What is the difference between Venture Capital and Private Equity?

Both startups and companies in high-growth stages require investment to get to the next stage of their lifecycle. The methods available for growth vary, with Private Equity Investment and Venture Capital Funding at the top of most owners’ and founders’ radar.

Private Equity and Venture Capital both exist in the “private markets” world (as opposed to public markets in which companies are publically traded). For an investor, this means that the regulatory compliance issues are different and the structure of the company is likely more fluid, malleable, and able to be influenced by the investing entity to benefit the company.

Both PE (Private Equity) and VC (Venture Capital) firms’ goals are the same: to increase the value of the business they invest in with the ultimate target of a sale of their equity stake, which will ideally yield a profit.

So, what is the difference between PE and VC investors?

Private Equity (PE) investment firms are traditionally more aligned with companies in High-Growth stages who are also in more traditional industries. When PE firms come in and invest, they usually want more than a 50% stake with the goal of rectifying inefficiencies or amplifying strengths they see in a company. Then, ultimately either selling their stake to other investors, taking that company to an IPO (Initial Public Offering), or in the private sector, cashing in on their investment. While the model of the Leveraged Buyout from a Private Equity Firm was the standard in the industry starting in the 1980s, the role of Private Equity has shifted, especially as the tech startup has dominated the investment capital world, thus encouraging more traditional PE firms to see the value and likelihood of success in younger markets.

Venture Capital (VC) investment firms tend to focus on Early-Stage startups.
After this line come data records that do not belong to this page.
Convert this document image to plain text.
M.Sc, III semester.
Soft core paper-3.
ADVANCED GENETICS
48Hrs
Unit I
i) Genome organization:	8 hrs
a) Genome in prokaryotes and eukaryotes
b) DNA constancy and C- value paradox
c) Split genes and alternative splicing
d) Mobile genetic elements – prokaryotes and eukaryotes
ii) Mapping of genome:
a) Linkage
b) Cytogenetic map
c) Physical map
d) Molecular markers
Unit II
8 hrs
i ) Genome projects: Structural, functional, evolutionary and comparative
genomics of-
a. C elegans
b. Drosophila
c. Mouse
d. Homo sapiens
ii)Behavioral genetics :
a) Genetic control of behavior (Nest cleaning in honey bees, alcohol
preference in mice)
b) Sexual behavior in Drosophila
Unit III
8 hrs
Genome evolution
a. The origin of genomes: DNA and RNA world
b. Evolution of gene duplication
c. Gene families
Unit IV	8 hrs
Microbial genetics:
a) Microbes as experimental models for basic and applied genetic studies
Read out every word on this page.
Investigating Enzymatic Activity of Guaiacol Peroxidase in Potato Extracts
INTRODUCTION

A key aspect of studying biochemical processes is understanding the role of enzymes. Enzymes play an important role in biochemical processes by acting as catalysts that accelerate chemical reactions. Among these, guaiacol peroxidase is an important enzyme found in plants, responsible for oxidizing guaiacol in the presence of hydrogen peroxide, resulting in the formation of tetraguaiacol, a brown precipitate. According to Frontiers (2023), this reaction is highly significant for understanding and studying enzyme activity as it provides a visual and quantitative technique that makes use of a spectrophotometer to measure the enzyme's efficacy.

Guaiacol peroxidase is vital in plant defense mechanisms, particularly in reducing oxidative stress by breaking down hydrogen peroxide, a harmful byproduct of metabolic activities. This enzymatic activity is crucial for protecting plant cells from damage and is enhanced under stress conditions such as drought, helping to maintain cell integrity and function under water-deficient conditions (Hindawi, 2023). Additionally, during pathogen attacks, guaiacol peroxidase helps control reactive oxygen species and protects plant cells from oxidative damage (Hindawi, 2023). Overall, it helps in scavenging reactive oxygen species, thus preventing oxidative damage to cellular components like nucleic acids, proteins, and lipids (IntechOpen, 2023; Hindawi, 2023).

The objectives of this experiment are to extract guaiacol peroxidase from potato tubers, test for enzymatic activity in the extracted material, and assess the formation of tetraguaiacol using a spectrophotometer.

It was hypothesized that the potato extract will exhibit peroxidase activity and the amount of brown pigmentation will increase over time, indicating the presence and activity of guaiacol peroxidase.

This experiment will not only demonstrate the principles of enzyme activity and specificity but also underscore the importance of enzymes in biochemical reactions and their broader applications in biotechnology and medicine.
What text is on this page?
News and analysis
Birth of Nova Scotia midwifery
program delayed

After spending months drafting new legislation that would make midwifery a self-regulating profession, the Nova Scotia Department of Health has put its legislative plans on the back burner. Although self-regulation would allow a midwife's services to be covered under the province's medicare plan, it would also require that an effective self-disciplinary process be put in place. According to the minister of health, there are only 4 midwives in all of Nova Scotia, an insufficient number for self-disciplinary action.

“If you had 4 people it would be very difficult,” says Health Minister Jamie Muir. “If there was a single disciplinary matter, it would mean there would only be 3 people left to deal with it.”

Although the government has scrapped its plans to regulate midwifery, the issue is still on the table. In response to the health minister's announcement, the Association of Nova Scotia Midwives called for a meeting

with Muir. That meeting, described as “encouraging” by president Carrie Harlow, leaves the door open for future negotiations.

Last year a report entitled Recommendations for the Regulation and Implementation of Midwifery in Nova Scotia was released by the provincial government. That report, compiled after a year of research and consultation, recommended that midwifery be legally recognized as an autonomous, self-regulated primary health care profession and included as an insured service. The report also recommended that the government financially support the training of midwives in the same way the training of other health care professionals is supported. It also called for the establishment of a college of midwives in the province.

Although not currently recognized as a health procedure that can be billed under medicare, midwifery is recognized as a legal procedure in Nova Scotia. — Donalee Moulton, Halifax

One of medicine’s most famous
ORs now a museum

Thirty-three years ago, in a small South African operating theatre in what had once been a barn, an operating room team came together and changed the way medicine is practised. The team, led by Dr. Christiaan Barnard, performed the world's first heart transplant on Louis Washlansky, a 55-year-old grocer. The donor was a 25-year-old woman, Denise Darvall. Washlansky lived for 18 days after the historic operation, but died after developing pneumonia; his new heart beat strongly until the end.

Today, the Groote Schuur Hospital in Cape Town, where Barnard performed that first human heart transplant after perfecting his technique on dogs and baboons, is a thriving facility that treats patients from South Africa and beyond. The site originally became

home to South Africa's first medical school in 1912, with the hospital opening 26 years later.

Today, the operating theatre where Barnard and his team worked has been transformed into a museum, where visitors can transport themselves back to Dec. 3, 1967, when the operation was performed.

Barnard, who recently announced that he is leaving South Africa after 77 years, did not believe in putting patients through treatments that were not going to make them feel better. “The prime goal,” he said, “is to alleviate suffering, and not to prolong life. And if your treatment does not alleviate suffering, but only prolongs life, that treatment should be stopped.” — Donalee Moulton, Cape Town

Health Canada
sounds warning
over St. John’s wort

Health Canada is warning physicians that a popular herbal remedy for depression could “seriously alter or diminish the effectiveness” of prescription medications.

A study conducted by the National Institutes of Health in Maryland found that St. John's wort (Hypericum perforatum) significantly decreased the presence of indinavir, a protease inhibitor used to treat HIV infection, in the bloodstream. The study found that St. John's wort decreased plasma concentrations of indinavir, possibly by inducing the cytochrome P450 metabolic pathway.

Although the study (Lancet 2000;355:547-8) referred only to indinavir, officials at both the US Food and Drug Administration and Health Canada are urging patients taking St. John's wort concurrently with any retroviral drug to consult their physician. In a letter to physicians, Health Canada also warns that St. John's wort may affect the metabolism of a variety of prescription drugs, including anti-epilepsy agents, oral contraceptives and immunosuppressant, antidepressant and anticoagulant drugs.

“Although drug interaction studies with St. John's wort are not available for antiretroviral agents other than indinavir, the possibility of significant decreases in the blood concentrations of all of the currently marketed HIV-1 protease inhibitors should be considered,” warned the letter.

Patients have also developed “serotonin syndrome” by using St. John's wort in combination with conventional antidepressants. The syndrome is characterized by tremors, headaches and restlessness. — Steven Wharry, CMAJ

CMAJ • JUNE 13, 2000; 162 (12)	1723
VC funding is rarely exchanged for more than a 50% stake in a company, VCs ask for a minority stake in a company in which they invest. Early-stage Venture Capital funding focuses on companies who are gaining traction in a market, have a concept but need funding to see it out, and have some level of proof of concept but not a long track record of success upon which to base their cap-raise ask. Venture Capital is invested in rounds, or series, designated by letters: Series A, B, C, etc… In the case of Early-Stage startups, they are most often in their Seed Round or Series A round of funding. The importance of your company’s series stage relates to the specific VC firms that will more likely be interested in investing. Finding the right PE and VC firms to pitch to is an integral element to address as you prepare to raise capital.

So, which is right for you? Private Equity or Venture Capital…

Likely, if you’re asking the question, this is the start of your journey and that would indicate that you are a startup. For companies that are more mature and are in high-growth stages, the CFO will already have insights into the private markets and will know that the company is seeking PE funds. So assuming you are in fact starting out and looking for Series A funding, VC investment will be the right area of focus for you.

How do you get VC firms to give you a look?

The process of acquiring your Series A funding is multi-faceted. Companies can rush into pitching VC and Private Equity firms before they have a good understanding of their level of funding-readiness. To optimize every interaction with a potential investor requires that leadership takes a cold hard look at where the company is, financially, operationally, and culturally. With a solid foundation of where your company currently is, it becomes much clearer to a potential investor how you will get where your pitch deck says you are going. At GrowthPath Partners, we guide our clients through a step-by-step process to ensure that they are ready for funding, clear on their vision, and rooted in the data to support a funding ask. Let’s review the process:

Step 1:

Perform an audit of your financials and processes. Taking a high-level look at the way you run your company and addressing inefficiencies and areas of weakness is essential to being able to address tough questions that investors will surely ask.

Step 2:

Perform a market analysis. What share of the market is available for growth? Is there enough potential for profit to entice an investor? If the potential market is $20 million in total, attracting an investor will be very difficult. If the potential market is in the $100’s of millions, there is a much greater upside for an investor and they are more likely to take a look.

Step 3:

Fix what you can fix and don’t shy away from the areas in which investment will allow you to amend weaknesses. This is where the rubber hits the road as you prep for funding. Fix what you can fix and start to clearly define your value proposition.

Step 4:

Build your pitch deck. Build it, and then scrap it, and build it again. A great pitch deck clearly outlines not only your value prop but also the market, the potential for profit, the company culture, and the “blue-sky” vision you have for the future.

Steps 5, 6, and more:

Line up your VC funding options and start to pitch! Being a founder is one skill, pitching to investors is quite something else. Get ready to answer tough questions and build relationships with the right VC investor. Be vulnerable, be honest, and be bold! And don’t be afraid to go back to the drawing board when you get tough feedback in a pitch meeting.

As your company addresses the right sources for your capital raise, don’t make the mistake of putting the cart before the horse and going to VC or PE investors unprepared. Remember, they have one goal: to make money. If you present in a way that shows attention to detail, forethought, and a process-driven approach to the business and the pitch, you will be far more likely to get the funding you need. If, on the other hand, you pitch before you have addressed your own internal issues, you may never be able to pitch to that investor again.